Absently, I check off
Acer palmatum
on the list, but my concentration is already gone, and I end up staring out the window
at the shadows that gather inside shadows all over this place at night.

I don’t notice the Peacekeeper boats have moved into place until someone inside one turns on a light.

We measure time two ways.

One is the paper calendar I get at Christmas from the woman who poses, twice a year, as my sister.

Longyearbyen went nearly paperless after the Global Coalition’s Environmental Imperative was
released. (We had to preserve any trees that would grow, it said; now that the waters were rising, arable land was sacrosanct.)

Tax on physical mail was obscene, but the calendar was how I received most of my instructions, so I paid.

One random day a year was “Semiramis (observed)” – the day I sent my ID over a landline, by voice.

I chose the name; she was the queen for whom they’d built the
hanging gardens in Babylon.

By then I had started to care.

“Happy Semiramis,” Lise always said when she checked off that calendar day, in a tone that made me feel like I was giving away too much.

It was the only paper in the house, save the printout of the Seed Vault inventory.

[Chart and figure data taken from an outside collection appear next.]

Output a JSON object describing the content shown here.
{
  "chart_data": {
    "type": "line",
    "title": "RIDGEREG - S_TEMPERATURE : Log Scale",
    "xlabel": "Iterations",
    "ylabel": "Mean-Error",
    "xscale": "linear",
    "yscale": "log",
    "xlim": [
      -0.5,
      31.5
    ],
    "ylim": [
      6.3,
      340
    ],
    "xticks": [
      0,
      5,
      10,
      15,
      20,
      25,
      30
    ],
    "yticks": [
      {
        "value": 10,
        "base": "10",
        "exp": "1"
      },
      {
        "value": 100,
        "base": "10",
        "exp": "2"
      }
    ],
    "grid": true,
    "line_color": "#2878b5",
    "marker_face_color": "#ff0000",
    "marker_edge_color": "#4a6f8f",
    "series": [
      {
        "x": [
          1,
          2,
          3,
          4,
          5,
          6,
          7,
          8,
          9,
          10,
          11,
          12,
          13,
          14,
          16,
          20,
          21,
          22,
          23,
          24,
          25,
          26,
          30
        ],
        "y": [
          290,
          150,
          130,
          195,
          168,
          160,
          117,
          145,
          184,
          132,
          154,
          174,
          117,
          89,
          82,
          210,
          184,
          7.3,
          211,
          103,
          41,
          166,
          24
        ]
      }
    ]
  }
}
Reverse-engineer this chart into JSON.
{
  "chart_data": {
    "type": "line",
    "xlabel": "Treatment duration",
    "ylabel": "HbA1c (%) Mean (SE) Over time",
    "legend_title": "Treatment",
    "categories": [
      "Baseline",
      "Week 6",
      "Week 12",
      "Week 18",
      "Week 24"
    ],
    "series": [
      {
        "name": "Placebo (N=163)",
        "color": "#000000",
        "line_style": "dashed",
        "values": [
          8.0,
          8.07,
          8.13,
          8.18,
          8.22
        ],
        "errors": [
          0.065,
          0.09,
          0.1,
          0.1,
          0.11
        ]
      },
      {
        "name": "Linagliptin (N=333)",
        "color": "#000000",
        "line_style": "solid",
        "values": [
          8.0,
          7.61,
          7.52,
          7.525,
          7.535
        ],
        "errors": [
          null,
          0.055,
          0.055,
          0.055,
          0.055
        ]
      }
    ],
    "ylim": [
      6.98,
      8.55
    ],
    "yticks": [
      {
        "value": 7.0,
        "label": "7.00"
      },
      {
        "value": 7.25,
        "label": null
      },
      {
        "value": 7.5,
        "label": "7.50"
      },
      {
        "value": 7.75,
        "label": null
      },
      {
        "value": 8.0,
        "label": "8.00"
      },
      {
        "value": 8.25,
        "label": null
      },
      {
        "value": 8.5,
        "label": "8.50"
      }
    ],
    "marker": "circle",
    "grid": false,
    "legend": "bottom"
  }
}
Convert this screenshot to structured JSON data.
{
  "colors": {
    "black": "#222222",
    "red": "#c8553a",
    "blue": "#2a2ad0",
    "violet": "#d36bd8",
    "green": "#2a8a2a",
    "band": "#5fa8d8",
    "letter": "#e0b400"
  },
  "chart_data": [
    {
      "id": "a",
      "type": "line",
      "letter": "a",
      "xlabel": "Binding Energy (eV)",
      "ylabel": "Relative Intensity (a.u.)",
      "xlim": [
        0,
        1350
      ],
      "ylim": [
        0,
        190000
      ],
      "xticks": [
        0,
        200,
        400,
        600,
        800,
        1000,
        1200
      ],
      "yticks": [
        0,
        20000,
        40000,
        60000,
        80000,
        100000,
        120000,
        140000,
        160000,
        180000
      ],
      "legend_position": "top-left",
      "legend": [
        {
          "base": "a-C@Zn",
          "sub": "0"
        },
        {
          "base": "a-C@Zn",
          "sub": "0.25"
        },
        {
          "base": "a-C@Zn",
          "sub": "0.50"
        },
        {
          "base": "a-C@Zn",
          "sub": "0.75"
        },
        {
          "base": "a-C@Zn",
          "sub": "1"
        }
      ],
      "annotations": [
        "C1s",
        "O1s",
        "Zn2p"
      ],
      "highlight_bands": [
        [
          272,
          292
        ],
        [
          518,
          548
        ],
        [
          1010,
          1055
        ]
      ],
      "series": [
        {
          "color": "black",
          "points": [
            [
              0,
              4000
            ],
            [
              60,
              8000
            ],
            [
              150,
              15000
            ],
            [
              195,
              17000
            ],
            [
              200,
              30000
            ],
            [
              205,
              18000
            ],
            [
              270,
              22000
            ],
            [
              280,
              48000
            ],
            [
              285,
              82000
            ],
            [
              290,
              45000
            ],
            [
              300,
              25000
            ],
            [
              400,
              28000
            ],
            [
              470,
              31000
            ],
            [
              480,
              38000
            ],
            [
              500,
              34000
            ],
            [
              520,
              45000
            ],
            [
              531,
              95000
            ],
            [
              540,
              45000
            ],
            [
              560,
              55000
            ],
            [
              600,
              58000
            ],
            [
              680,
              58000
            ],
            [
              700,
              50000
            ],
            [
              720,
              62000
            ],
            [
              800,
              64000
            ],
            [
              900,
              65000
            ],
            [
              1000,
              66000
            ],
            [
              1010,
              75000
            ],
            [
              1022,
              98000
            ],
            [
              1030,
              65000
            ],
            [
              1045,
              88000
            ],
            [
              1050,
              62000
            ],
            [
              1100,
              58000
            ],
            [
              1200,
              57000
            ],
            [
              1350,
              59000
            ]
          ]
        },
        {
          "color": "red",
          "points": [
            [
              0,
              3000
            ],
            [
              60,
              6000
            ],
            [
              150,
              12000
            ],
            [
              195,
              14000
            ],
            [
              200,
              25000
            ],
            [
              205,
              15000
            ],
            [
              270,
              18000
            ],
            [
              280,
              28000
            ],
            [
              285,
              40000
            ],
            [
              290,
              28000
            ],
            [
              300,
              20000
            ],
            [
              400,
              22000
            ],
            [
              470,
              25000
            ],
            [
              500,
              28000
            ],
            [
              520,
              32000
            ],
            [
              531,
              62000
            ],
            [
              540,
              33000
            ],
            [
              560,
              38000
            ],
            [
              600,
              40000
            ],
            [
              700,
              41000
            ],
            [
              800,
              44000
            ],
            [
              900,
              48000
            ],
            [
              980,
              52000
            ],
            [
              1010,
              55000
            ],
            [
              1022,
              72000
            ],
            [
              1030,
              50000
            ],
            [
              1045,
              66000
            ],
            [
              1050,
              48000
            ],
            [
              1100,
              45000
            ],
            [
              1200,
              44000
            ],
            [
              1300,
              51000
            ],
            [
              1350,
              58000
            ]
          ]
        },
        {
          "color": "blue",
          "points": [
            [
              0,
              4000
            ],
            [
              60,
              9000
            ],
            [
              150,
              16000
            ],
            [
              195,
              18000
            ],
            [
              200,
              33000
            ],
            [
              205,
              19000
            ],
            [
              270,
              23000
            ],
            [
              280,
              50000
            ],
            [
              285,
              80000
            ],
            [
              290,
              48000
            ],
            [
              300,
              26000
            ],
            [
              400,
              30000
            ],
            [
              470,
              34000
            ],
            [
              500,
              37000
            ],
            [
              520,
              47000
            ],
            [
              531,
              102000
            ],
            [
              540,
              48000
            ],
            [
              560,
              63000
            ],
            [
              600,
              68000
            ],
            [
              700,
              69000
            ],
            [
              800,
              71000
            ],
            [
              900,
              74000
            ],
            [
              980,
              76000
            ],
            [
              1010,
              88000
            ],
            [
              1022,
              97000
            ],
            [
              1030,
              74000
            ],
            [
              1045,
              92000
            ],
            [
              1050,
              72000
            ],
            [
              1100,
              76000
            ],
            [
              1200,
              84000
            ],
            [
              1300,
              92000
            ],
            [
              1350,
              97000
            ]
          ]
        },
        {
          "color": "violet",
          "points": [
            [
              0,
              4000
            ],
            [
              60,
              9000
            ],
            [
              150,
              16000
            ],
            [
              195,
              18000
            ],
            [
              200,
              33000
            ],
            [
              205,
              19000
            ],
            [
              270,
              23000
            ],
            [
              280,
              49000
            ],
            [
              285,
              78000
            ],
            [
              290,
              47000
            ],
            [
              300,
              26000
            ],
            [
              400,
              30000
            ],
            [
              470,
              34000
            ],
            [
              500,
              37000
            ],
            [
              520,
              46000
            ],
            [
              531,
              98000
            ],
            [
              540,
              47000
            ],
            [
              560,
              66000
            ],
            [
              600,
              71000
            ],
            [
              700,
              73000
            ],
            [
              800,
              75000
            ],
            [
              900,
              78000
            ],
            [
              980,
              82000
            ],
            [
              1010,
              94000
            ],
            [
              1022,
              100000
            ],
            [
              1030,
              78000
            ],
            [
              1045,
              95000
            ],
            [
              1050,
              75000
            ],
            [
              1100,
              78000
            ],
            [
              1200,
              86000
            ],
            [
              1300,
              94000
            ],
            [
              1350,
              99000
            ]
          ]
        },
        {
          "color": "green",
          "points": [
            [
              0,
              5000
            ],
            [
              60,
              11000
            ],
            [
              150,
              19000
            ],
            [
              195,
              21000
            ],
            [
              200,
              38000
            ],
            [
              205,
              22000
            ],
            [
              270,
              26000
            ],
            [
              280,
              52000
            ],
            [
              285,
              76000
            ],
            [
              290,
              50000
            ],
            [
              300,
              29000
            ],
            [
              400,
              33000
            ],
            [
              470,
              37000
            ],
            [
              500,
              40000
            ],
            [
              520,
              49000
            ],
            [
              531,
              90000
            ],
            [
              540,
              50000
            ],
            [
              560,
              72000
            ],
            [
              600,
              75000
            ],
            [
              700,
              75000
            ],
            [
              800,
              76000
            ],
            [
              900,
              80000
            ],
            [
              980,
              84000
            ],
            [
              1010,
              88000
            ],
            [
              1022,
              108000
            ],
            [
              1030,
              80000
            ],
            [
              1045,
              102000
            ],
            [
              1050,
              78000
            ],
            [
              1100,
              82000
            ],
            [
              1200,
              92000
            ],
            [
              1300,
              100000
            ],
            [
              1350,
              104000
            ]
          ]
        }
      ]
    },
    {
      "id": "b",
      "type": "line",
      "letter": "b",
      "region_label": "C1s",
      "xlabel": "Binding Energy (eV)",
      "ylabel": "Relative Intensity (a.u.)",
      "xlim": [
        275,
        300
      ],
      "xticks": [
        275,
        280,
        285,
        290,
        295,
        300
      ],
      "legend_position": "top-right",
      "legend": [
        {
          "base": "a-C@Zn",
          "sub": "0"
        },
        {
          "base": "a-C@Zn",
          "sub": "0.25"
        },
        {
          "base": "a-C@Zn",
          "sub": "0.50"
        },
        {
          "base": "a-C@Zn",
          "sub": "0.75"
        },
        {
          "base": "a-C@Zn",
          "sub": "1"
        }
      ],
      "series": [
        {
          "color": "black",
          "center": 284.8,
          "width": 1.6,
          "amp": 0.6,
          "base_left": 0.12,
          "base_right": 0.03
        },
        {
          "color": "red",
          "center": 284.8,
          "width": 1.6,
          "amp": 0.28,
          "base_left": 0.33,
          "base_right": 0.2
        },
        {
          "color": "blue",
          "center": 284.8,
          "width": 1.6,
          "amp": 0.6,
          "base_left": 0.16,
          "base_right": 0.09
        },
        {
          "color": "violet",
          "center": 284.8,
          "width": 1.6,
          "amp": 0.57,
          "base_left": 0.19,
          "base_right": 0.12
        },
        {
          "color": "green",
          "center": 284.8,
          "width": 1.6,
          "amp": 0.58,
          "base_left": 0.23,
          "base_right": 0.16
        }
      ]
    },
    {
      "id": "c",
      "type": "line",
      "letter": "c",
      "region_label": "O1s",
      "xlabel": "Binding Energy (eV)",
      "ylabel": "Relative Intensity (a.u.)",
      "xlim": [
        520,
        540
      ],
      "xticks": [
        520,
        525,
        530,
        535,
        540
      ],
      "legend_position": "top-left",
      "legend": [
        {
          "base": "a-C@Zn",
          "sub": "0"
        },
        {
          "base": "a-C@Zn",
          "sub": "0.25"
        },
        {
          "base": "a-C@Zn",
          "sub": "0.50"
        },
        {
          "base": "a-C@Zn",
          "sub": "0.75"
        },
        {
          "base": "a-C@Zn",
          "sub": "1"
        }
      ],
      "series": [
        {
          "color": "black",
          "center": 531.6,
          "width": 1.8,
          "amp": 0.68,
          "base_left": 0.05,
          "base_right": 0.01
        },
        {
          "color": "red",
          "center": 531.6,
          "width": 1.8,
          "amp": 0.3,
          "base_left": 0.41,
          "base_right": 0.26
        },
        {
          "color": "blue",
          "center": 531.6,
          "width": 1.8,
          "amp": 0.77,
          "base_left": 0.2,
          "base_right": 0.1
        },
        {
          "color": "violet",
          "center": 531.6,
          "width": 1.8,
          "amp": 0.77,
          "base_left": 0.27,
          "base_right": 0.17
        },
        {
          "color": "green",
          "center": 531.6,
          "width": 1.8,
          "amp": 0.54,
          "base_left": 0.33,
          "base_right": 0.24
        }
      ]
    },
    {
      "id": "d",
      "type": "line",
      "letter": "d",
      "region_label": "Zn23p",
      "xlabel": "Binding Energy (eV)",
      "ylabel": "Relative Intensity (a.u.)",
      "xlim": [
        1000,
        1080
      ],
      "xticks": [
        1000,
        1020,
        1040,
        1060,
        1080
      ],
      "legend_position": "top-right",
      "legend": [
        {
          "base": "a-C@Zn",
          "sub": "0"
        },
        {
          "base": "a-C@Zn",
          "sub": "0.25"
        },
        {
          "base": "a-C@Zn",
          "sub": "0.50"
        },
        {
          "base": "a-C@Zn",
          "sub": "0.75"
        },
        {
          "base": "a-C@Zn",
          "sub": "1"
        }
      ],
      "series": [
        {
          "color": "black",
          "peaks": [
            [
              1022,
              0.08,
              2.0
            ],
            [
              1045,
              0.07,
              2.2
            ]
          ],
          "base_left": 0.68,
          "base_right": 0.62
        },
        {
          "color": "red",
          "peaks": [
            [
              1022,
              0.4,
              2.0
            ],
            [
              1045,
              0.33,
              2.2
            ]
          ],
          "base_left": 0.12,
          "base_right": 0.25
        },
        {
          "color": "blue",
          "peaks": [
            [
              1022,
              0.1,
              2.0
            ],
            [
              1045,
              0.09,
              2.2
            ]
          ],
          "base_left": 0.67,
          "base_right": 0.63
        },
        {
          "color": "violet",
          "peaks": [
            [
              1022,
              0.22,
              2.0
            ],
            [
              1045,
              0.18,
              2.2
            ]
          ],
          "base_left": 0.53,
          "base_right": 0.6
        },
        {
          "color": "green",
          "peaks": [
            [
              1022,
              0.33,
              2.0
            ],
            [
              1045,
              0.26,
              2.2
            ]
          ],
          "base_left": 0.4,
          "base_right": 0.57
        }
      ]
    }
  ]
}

That had been granted exemption – pulp for the good of the nation.

Lise was the one who started ticking off days
on the calendar, the very first year she arrived.

I hadn’t asked why. We didn’t like each other enough back then to get into a round of questions, and by the time we’d reached a truce it wasn’t worth asking. In this line of work, you learn just to live with people.

The other way we keep time is by tracking how much coal is worth.